Kids are often told to stay away from strangers. However, strangers are rarely the people who sexually abuse them. They’re often people your child trust and know well.
Parents may also befriend and trust a child sexual abuser without knowing it. Abusers often position themselves as moral and respectable individuals in the community, such as scout troop leaders, sports coaches, religious officials, doctors or schoolteachers. Abusers often use these positions to build close relationships with families and the children they prey upon. This is what’s often referred to as grooming.
What is grooming?
Grooming is a process where abusers slowly engage others in a sexually inappropriate relationship. Grooming can let predators become valuable friends, mentors and confidants to a child and others the child is close with. This often allows sexual predators to continue engaging in an inappropriate relationship with a child while keeping parents in the dark about their actions.

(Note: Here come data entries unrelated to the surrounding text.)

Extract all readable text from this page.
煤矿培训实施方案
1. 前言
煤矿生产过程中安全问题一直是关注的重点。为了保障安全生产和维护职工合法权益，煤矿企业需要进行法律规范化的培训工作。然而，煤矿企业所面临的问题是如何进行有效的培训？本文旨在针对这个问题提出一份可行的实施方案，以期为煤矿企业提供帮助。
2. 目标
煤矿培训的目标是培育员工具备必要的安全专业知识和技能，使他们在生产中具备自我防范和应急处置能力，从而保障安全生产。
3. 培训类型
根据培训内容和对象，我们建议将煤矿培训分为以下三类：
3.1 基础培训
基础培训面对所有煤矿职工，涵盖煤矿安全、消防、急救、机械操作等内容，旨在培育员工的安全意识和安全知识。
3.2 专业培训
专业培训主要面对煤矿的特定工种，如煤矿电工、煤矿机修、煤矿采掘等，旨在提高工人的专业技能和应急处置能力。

Signs someone may be grooming your child
Here are a few red flags to watch for:
- Your child receives numerous gifts from an adult figure: Whether it’s sports equipment, candy or a new toy your child wants, if they’re receiving frequent gifts of any kind from another adult figure, this can be a very early sign of grooming.
- Your child is spending a lot of alone time with another adult figure: Is this adult figure constantly wanting to spend time with your child, particularly alone time? When predators do this, they often try to isolate the child from friends and family members so they can develop a relationship of control and secrecy with the child.
- The adult figure crosses physical boundaries with your child: Do you see your child giving this adult figure long, full-frontal hugs or sitting on their lap. Or do you see this individual “accidentally” touching your child’s private areas? If so, this is often an immediate cause for concern.
- Your child showcases unusual sexual behavior: It’s normal for kids to explore their sexuality in different ways at different development stages. However, if that exploration involves frequent conversations or information about sexual topics, or constantly imitating graphic sexual acts after repeatedly telling them to stop, it could be a sign of early grooming and/or abuse.
Knowing what to look for can help you seek justice
When children endure sexual abuse from an authority figure you know and trust, it can be easy for their heinous actions to fly under the radar. But when you can spot the warning signs of grooming, you can reduce the risk of these individuals harming others. And if they abuse your child or someone else’s, you can get the justice you, your family and your community deserve by holding them accountable.